In the formula, the three first cases contribute to the computation of sequence alignment scores within blocks of the spliced alignment, given score(i,j), score(i,−), score(−,j) that denote the scores of substitution, insertion and deletion of nucleotides. The two last cases contribute to evaluating the structure alignment score according to the correspondence of induced introns with known splicing signals and the splicing structure of input sequences. Formula (1) is an extension of the main recurrence formula used in the global alignment step of Splign [9]. The extension consists in accounting for exonjunction(i) and splicesites(j′,j) that are the scores for CDS exon junctions and genomic introns introduced for the definition of the SAP_III problem. The last case of the formula also contributes to the extension and allows to further account for the splicing structure of the unspliced genomic sequence.
Finally, any new alignment block computed in this step is kept if and only if its identity score is above a given identity threshold β, otherwise it is not added to spliced alignment.
The SFA-ortholog algorithm for the identification of CDS orthology groups
In this section, we give a definition of CDS orthology groups computed by the SFA-ortholog algorithm based on pairwise spliced alignments. We first start with a definition of orthologous CDS based on spliced alignment.
In [15], an extension of the concept of gene orthology to spliced transcript orthology was introduced.
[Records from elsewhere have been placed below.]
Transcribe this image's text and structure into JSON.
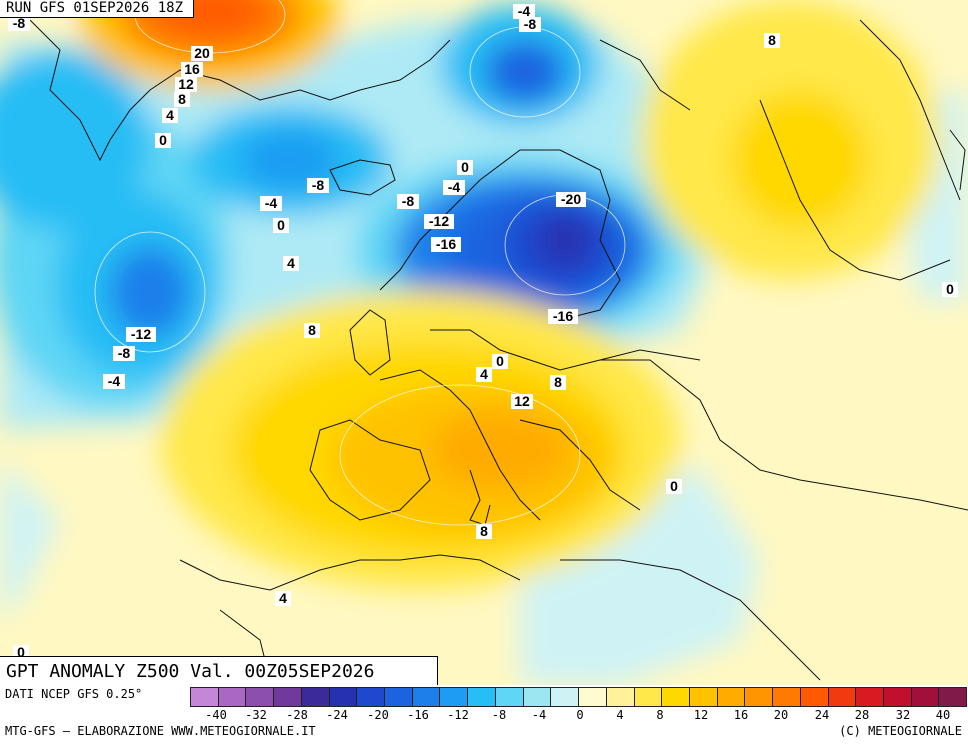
{
  "header": {
    "run_label": "RUN GFS 01SEP2026 18Z"
  },
  "title": {
    "text": "GPT ANOMALY Z500 Val. 00Z05SEP2026"
  },
  "footer": {
    "source": "DATI NCEP GFS 0.25°",
    "credit": "MTG-GFS – ELABORAZIONE WWW.METEOGIORNALE.IT",
    "copyright": "(C) METEOGIORNALE"
  },
  "scale": {
    "colors": [
      "#c486d6",
      "#a868c4",
      "#8c4fae",
      "#6f3a9c",
      "#3a2a9a",
      "#2531b0",
      "#1e49cf",
      "#1d63e0",
      "#1e7fea",
      "#1d9cf2",
      "#27bdf5",
      "#5fd6f5",
      "#9ce6f2",
      "#cff3f5",
      "#fffbd0",
      "#fff29a",
      "#ffe84a",
      "#ffd800",
      "#ffc200",
      "#ffab00",
      "#ff9500",
      "#ff7a00",
      "#ff5a00",
      "#f03a10",
      "#d81b22",
      "#c0102e",
      "#a0103a",
      "#801a48"
    ],
    "tick_labels": [
      "-40",
      "-32",
      "-28",
      "-24",
      "-20",
      "-16",
      "-12",
      "-8",
      "-4",
      "0",
      "4",
      "8",
      "12",
      "16",
      "20",
      "24",
      "28",
      "32",
      "40"
    ]
  },
  "map_labels": [
    "-8",
    "-4",
    "-8",
    "8",
    "20",
    "16",
    "12",
    "8",
    "4",
    "0",
    "0",
    "-4",
    "-8",
    "-8",
    "-4",
    "-20",
    "-12",
    "-16",
    "0",
    "4",
    "8",
    "-12",
    "-8",
    "-4",
    "-16",
    "0",
    "4",
    "8",
    "12",
    "0",
    "8",
    "4",
    "0",
    "0"
  ]
}
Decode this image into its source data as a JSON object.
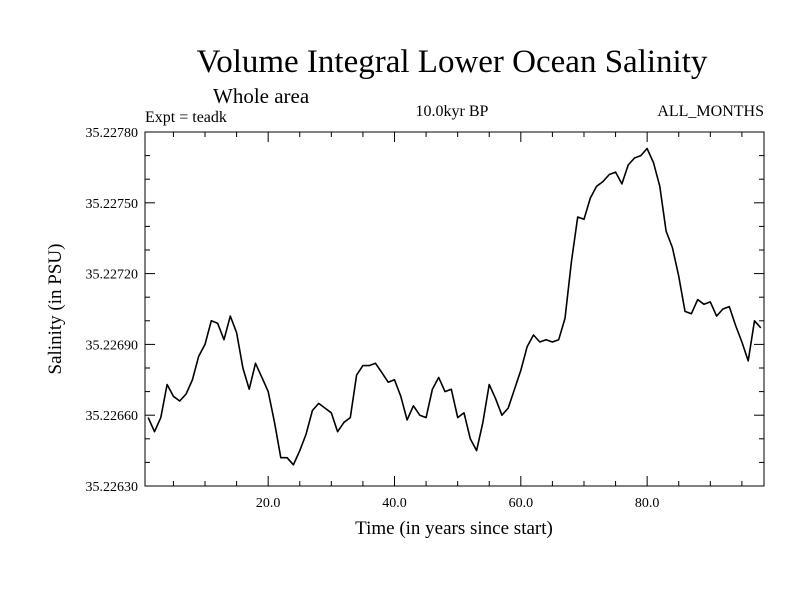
{
  "chart_data": {
    "type": "line",
    "title": "Volume Integral Lower Ocean Salinity",
    "subtitle": "Whole area",
    "header_left": "Expt = teadk",
    "header_center": "10.0kyr BP",
    "header_right": "ALL_MONTHS",
    "xlabel": "Time (in years since start)",
    "ylabel": "Salinity (in PSU)",
    "xlim": [
      0.5,
      98.5
    ],
    "ylim": [
      35.2263,
      35.2278
    ],
    "xticks": [
      20,
      40,
      60,
      80
    ],
    "xtick_labels": [
      "20.0",
      "40.0",
      "60.0",
      "80.0"
    ],
    "yticks": [
      35.2263,
      35.2266,
      35.2269,
      35.2272,
      35.2275,
      35.2278
    ],
    "ytick_labels": [
      "35.22630",
      "35.22660",
      "35.22690",
      "35.22720",
      "35.22750",
      "35.22780"
    ],
    "series": [
      {
        "name": "Salinity",
        "x": [
          1,
          2,
          3,
          4,
          5,
          6,
          7,
          8,
          9,
          10,
          11,
          12,
          13,
          14,
          15,
          16,
          17,
          18,
          19,
          20,
          21,
          22,
          23,
          24,
          25,
          26,
          27,
          28,
          29,
          30,
          31,
          32,
          33,
          34,
          35,
          36,
          37,
          38,
          39,
          40,
          41,
          42,
          43,
          44,
          45,
          46,
          47,
          48,
          49,
          50,
          51,
          52,
          53,
          54,
          55,
          56,
          57,
          58,
          59,
          60,
          61,
          62,
          63,
          64,
          65,
          66,
          67,
          68,
          69,
          70,
          71,
          72,
          73,
          74,
          75,
          76,
          77,
          78,
          79,
          80,
          81,
          82,
          83,
          84,
          85,
          86,
          87,
          88,
          89,
          90,
          91,
          92,
          93,
          94,
          95,
          96,
          97,
          98
        ],
        "values": [
          35.22659,
          35.22653,
          35.22659,
          35.22673,
          35.22668,
          35.22666,
          35.22669,
          35.22675,
          35.22685,
          35.2269,
          35.227,
          35.22699,
          35.22692,
          35.22702,
          35.22695,
          35.2268,
          35.22671,
          35.22682,
          35.22676,
          35.2267,
          35.22657,
          35.22642,
          35.22642,
          35.22639,
          35.22645,
          35.22652,
          35.22662,
          35.22665,
          35.22663,
          35.22661,
          35.22653,
          35.22657,
          35.22659,
          35.22677,
          35.22681,
          35.22681,
          35.22682,
          35.22678,
          35.22674,
          35.22675,
          35.22668,
          35.22658,
          35.22664,
          35.2266,
          35.22659,
          35.22671,
          35.22676,
          35.2267,
          35.22671,
          35.22659,
          35.22661,
          35.2265,
          35.22645,
          35.22657,
          35.22673,
          35.22667,
          35.2266,
          35.22663,
          35.22671,
          35.22679,
          35.22689,
          35.22694,
          35.22691,
          35.22692,
          35.22691,
          35.22692,
          35.22701,
          35.22725,
          35.22744,
          35.22743,
          35.22752,
          35.22757,
          35.22759,
          35.22762,
          35.22763,
          35.22758,
          35.22766,
          35.22769,
          35.2277,
          35.22773,
          35.22767,
          35.22757,
          35.22738,
          35.22731,
          35.22719,
          35.22704,
          35.22703,
          35.22709,
          35.22707,
          35.22708,
          35.22702,
          35.22705,
          35.22706,
          35.22698,
          35.22691,
          35.22683,
          35.227,
          35.22697
        ]
      }
    ]
  }
}
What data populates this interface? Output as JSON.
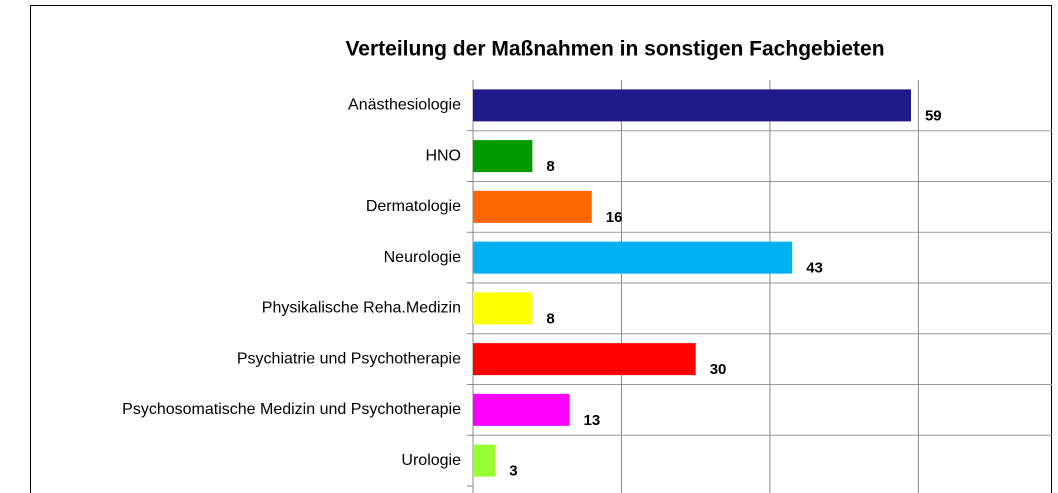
{
  "chart_data": {
    "type": "barh",
    "title": "Verteilung der Maßnahmen in sonstigen Fachgebieten",
    "categories": [
      "Anästhesiologie",
      "HNO",
      "Dermatologie",
      "Neurologie",
      "Physikalische Reha.Medizin",
      "Psychiatrie und Psychotherapie",
      "Psychosomatische Medizin und Psychotherapie",
      "Urologie"
    ],
    "values": [
      59,
      8,
      16,
      43,
      8,
      30,
      13,
      3
    ],
    "colors": [
      "#1f1a8a",
      "#009900",
      "#ff6600",
      "#00b0f0",
      "#ffff00",
      "#ff0000",
      "#ff00ff",
      "#99ff33"
    ],
    "xlim": [
      0,
      78
    ],
    "xticks": [
      0,
      20,
      40,
      60
    ],
    "grid": true
  }
}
They defined orthologous transcripts as two structurally similar transcripts from two orthologous genes. The orthology relationship between two transcripts relies on the structural similarity between the transcripts. This structural similarity is evaluated using the CDS associated to the transcripts and their spliced alignments against genes.
CDS orthology: Let c1 and c2 be two CDS from two homologous genes g and h respectively. Let A1 be a spliced alignment of the CDS sequence g[c1] against the gene sequence h. The CDS c1 and c2 are orthologs if:
(1) | c1 |=| c2 | ;
(2) Intron(A1)=Intron(c2) ;
(3) for any i,1≤i≤ | c1 |, [length(c1[i])−length(c2[i])] % 3=0.
In other terms, c1 are c2 as orthologs if (1) they have the same number of exons | c1 |=| c2 | ; (2) the spliced alignment of c1 against h induces the same introns for c1 and c2, Intron(A1)=Intron(c2) ; (3) the lengths of each pair of corresponding exons in c1 and c2 are congruent modulo 3. Conditions (1) and (2) ensure that the two CDS have the same splicing structure. Condition (3) ensures that the two CDS are translated in the same codon phase in each pair of corresponding exons in order to generate similar protein sequences.
Note that this definition only requires that one of the spliced alignments of g[ c1] against h or h[ c2] against g supports the orthology relation. An alternative more stringent definition of CDS orthology consists in requiring the reciprocity, i.e. that both spliced alignment support the orthology relation.
CDS orthology groups: Given a set of CDS \(\mathcal {C}\) from a set of homologous genes \(\mathcal {G}\), the transitivity of the CDS orthology relation is assumed and used to identify distant orthologs in \(\mathcal {C}\) that cannot be directlty identified by means of the CDS structural similarity. Such orthologs could be missed because of partial spliced alignments due to low sequence similarity.
The CDS orthology relation on \(\mathcal {C}\) is then extended into an equivalence relation such that for any three CDS c1,c2,c3 in \(\mathcal {C}\), if c1 and c2 are orthologs and c2 and c3 are orthologs, then c1 and c3 are also orthologs. The CDS orthology groups are defined as the equivalence classes of the resulting equivalence relation.